# How do you graph a line using slope-intercept form?

Jan 30, 2015

The equation of a line in explicit form is:

$y = m x + q$, where $m$ is the slope and $q$ the y-intercept.

It is easier to show the procedure with some example:

$y = 2$: this line is parallel to the x-axis and it passes from the point $P \left(0 , 2\right)$.

$x = 3$: this line is parallel to the y-axis and it passes from the point $P \left(2 , 0\right)$.

$y = x + 1$: this line is parallel to the bisector of the I and III quadrants and it passes from the point $P \left(0 , 1\right)$.

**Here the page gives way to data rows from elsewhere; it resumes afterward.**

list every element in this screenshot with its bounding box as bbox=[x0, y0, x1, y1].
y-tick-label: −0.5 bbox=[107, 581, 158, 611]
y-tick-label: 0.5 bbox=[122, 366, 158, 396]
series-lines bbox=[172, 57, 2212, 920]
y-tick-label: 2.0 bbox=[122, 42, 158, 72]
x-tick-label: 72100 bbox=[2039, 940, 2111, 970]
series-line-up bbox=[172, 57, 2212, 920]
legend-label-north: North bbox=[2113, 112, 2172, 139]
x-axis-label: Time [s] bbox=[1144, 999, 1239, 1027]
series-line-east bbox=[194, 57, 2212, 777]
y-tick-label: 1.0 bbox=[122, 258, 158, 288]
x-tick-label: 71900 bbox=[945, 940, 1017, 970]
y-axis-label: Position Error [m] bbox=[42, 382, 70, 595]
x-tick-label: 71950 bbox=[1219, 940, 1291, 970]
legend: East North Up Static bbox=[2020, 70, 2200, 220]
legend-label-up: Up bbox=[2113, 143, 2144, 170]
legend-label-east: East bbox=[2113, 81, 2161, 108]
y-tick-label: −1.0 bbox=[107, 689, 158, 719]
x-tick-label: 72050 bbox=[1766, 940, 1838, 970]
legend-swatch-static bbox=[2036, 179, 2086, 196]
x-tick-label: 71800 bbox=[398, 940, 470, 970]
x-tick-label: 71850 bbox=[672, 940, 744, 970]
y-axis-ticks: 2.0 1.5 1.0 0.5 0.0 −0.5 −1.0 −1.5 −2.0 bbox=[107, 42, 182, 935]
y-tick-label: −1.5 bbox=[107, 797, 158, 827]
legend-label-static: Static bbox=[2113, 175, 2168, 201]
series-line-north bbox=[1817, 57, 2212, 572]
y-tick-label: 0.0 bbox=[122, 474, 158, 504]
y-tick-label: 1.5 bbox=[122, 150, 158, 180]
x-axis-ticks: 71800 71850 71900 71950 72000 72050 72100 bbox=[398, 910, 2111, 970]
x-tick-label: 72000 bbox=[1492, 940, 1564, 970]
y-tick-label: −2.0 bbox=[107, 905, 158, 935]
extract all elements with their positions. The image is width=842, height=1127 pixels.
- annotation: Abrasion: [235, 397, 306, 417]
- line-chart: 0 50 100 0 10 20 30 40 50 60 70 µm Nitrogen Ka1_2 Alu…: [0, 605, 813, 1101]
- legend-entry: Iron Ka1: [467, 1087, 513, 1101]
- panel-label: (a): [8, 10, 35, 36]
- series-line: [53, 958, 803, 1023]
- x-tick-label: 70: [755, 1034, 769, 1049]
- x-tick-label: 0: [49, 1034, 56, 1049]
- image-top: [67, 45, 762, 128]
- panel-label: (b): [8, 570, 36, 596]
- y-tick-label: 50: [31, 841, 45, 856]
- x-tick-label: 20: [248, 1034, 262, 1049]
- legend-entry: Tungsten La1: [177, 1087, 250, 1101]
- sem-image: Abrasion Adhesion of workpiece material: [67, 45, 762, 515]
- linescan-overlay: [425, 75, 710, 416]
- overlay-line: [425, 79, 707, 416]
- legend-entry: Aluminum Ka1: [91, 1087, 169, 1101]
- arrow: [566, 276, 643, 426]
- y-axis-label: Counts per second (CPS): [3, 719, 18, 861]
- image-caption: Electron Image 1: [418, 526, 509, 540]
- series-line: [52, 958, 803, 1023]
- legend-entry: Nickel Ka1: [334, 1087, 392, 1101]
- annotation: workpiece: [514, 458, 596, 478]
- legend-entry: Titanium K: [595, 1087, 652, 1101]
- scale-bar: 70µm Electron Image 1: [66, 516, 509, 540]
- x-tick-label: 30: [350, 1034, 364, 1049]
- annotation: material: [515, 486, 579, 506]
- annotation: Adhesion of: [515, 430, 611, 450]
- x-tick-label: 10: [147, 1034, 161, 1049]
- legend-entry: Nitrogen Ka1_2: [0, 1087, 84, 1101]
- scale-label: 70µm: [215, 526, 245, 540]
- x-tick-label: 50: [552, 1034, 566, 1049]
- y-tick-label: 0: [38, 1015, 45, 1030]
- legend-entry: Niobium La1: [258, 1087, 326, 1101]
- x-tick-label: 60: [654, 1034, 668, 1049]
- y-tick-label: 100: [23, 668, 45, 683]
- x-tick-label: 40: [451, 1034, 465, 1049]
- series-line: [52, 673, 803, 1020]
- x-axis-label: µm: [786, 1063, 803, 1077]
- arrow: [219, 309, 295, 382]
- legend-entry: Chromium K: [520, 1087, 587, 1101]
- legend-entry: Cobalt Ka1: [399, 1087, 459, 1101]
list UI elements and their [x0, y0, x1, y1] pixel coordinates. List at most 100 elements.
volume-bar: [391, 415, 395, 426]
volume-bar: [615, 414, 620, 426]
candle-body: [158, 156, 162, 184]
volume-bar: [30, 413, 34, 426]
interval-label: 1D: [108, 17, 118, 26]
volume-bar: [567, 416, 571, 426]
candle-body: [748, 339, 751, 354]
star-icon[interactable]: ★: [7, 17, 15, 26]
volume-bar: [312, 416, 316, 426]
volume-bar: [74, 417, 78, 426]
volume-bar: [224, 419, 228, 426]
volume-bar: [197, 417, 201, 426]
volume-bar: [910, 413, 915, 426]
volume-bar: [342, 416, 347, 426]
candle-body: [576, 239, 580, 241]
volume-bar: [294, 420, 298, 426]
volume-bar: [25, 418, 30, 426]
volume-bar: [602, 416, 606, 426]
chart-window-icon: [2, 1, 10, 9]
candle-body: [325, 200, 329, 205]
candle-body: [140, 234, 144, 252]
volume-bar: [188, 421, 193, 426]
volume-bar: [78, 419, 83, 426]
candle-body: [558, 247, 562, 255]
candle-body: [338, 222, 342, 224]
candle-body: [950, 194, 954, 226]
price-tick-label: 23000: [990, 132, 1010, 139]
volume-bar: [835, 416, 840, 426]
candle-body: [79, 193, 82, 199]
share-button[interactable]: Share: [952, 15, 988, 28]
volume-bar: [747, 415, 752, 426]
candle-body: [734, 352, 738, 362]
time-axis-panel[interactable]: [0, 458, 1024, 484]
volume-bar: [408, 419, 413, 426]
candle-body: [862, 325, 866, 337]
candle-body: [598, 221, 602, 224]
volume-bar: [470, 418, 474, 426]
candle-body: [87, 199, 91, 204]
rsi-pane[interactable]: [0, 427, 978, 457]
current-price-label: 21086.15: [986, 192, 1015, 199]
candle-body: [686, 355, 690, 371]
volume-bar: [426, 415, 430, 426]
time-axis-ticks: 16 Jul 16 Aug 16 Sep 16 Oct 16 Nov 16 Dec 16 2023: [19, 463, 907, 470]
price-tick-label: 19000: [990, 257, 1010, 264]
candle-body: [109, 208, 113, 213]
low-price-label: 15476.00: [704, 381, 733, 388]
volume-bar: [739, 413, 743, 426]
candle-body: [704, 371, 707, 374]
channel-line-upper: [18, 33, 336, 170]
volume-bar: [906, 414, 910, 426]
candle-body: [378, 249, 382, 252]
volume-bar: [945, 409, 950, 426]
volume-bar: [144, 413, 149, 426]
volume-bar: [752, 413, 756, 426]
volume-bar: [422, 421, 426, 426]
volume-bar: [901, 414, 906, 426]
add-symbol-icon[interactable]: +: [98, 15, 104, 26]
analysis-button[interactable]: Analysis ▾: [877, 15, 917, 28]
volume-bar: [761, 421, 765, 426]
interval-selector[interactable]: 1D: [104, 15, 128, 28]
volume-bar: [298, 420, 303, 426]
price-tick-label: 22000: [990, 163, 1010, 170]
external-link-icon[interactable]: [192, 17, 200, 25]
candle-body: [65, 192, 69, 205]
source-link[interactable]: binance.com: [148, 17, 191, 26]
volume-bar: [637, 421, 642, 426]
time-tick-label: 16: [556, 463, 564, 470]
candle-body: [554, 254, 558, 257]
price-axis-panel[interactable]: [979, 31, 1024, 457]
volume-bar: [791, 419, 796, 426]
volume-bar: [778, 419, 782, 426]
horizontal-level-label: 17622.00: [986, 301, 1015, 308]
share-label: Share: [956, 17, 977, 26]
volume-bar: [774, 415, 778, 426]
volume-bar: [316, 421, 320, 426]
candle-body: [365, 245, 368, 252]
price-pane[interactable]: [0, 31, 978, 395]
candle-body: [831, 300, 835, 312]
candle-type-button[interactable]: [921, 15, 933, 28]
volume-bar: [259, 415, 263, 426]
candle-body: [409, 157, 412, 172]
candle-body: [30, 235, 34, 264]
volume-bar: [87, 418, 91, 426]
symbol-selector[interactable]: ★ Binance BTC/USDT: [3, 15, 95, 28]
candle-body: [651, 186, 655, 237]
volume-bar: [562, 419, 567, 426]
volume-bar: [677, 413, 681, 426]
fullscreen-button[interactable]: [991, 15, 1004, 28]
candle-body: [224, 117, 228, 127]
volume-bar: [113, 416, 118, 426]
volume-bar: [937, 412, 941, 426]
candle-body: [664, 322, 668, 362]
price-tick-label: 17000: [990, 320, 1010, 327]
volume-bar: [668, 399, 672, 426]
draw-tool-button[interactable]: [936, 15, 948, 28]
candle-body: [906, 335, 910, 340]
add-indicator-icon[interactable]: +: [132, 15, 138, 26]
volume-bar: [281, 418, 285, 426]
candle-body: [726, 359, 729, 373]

graph{x+1 [-10, 10, -5, 5]}

$y = - x - 1$: this line is parallel to the bisector of the II and IV quadrants and it passes from the point $P \left(0 , - 1\right)$.

graph{-x-1 [-10, 10, -5, 5]}

$y = \frac{2}{3} x + 1$: we have to find the point $P \left(0 , 1\right)$, from this point we have to "count" 3 units to the right and then 2 units to the up, so we can find the point Q(3,3), then we have to join the two point found.

graph{2/3x+1 [-10, 10, -5, 5]}

$y = - \frac{1}{2} x - 1$: we have to find the point $P \left(0 , - 1\right)$, from this point we have to "count" 2 units to the left and then 2 units to the up, so we can find the point Q(-2,0), then we have to join the two point found.

graph{-1/2x-1 [-10, 10, -5, 5]}

The difference in these two last examples is the "choice" of the "right" and the "left". Right, if the $m$ is positive; left, if the $m$ is negative.